Гарретт не знал, что она имела в виду, но Корво, судя по напряжённой стойке, её намёки понял. Нервно прочистил горло, словно собираясь с духом.

— Мне сказали… что вы что-то знаете о магии.

— Смотря что понимать под магией, — Королева Нищих задумчиво перебирала узловатыми пальцами местами вылезший мех на воротнике своей накидки. — Но я чувствую, что ты с ней знаком не понаслышке, — она едва заметно кивнула, словно в знак… уважения? — Ты хотел спросить про артефакты, подобные привезённым тобой, вроде вот той безделицы — да, что у тебя за пазухой. Они и прежде были здесь редки, а теперь их не найти вовсе — и об этом я вряд ли поведаю тебе больше, чем тот, кто привёл тебя ко мне.

Тут Гарретту показалось, будто пустой взгляд белёсых глаз старухи скользнул по оконному проёму, в который он подглядывал, и вор спешно присел, прижавшись к холодному, отсыревшему камню стены. Глупость, в общем-то — однако на миг и вправду стало не по себе. Сколько же всего ей в самом деле известно?

— Но есть что-то ещё? — осмелев, подал голос Аттано. — У этого вора, — взмах широкой ладони в сторону входа в часовню, — шрам явно не от простой потасовки. И этот глаз… И мы ведь выделили помощь для борьбы с эпидемией как часть соглашения со стороны Империи, — сбивчиво перескочил он с темы на тему, — но что-то мешает лекарству полностью избавлять от Мрака.

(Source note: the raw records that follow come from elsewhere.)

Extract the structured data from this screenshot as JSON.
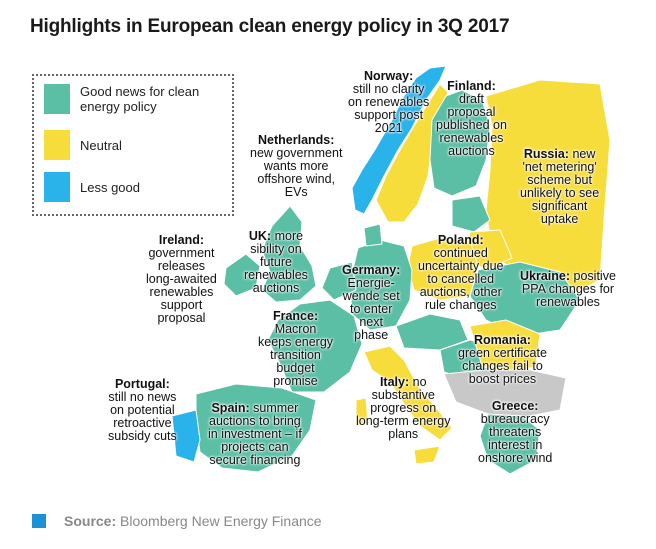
{
  "title": "Highlights in European clean energy policy in 3Q 2017",
  "colors": {
    "good": "#5bbfa6",
    "neutral": "#f7dd3c",
    "less_good": "#29b3ea",
    "no_data": "#c8c8c8",
    "accent": "#1e90d6"
  },
  "legend": [
    {
      "label": "Good news for clean energy policy",
      "category": "good"
    },
    {
      "label": "Neutral",
      "category": "neutral"
    },
    {
      "label": "Less good",
      "category": "less_good"
    }
  ],
  "countries": {
    "norway": {
      "name": "Norway:",
      "text": [
        "still no clarity",
        "on renewables",
        "support post",
        "2021"
      ],
      "category": "less_good"
    },
    "finland": {
      "name": "Finland:",
      "text": [
        "draft",
        "proposal",
        "published on",
        "renewables",
        "auctions"
      ],
      "category": "good"
    },
    "netherlands": {
      "name": "Netherlands:",
      "text": [
        "new government",
        "wants more",
        "offshore wind,",
        "EVs"
      ],
      "category": "good"
    },
    "russia": {
      "name": "Russia:",
      "text": [
        "new",
        "'net metering'",
        "scheme but",
        "unlikely to see",
        "significant",
        "uptake"
      ],
      "category": "neutral"
    },
    "ireland": {
      "name": "Ireland:",
      "text": [
        "government",
        "releases",
        "long-awaited",
        "renewables",
        "support",
        "proposal"
      ],
      "category": "good"
    },
    "uk": {
      "name": "UK:",
      "text": [
        "more",
        "sibility on",
        "future",
        "renewables",
        "auctions"
      ],
      "category": "good"
    },
    "poland": {
      "name": "Poland:",
      "text": [
        "continued",
        "uncertainty due",
        "to cancelled",
        "auctions, other",
        "rule changes"
      ],
      "category": "neutral"
    },
    "germany": {
      "name": "Germany:",
      "text": [
        "Energie-",
        "wende set",
        "to enter",
        "next",
        "phase"
      ],
      "category": "good"
    },
    "ukraine": {
      "name": "Ukraine:",
      "text": [
        "positive",
        "PPA changes for",
        "renewables"
      ],
      "category": "good"
    },
    "france": {
      "name": "France:",
      "text": [
        "Macron",
        "keeps energy",
        "transition",
        "budget",
        "promise"
      ],
      "category": "good"
    },
    "romania": {
      "name": "Romania:",
      "text": [
        "green certificate",
        "changes fail to",
        "boost prices"
      ],
      "category": "neutral"
    },
    "portugal": {
      "name": "Portugal:",
      "text": [
        "still no news",
        "on potential",
        "retroactive",
        "subsidy cuts"
      ],
      "category": "less_good"
    },
    "spain": {
      "name": "Spain:",
      "text": [
        "summer",
        "auctions to bring",
        "in investment – if",
        "projects can",
        "secure financing"
      ],
      "category": "good"
    },
    "italy": {
      "name": "Italy:",
      "text": [
        "no",
        "substantive",
        "progress on",
        "long-term energy",
        "plans"
      ],
      "category": "neutral"
    },
    "greece": {
      "name": "Greece:",
      "text": [
        "bureaucracy",
        "threatens",
        "interest in",
        "onshore wind"
      ],
      "category": "good"
    }
  },
  "source": {
    "label": "Source:",
    "text": "Bloomberg New Energy Finance"
  }
}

— Так вот что тебя беспокоит. С плакучей чумой ваши великие умы справились куда как проще, да? — Королева Нищих издала горький смешок. — Причина её была обычная, земная, — старуха протянула вперёд ссохшуюся руку, и Корво неуверенно приблизился. — Ищи не только здесь, но и с изнанки, Корво Аттано. Ты как никто знаешь, о чём я говорю.

Последующее смотрелось неким загадочным ритуалом, о сути которого вор мог только догадываться. По безмолвной просьбе Королевы лорд-защитник протянул ей левую руку, и женщина занесла над ней ладонь, не решаясь коснуться. Под стягивающей кисть повязкой вспыхнул и погас странный колючий символ, правый глаз прострелило вспышкой тепла, и Гарретт прижался пульсирующим виском к прохладному камню облицовки часовни, едва не до крови закусив нижнюю губу.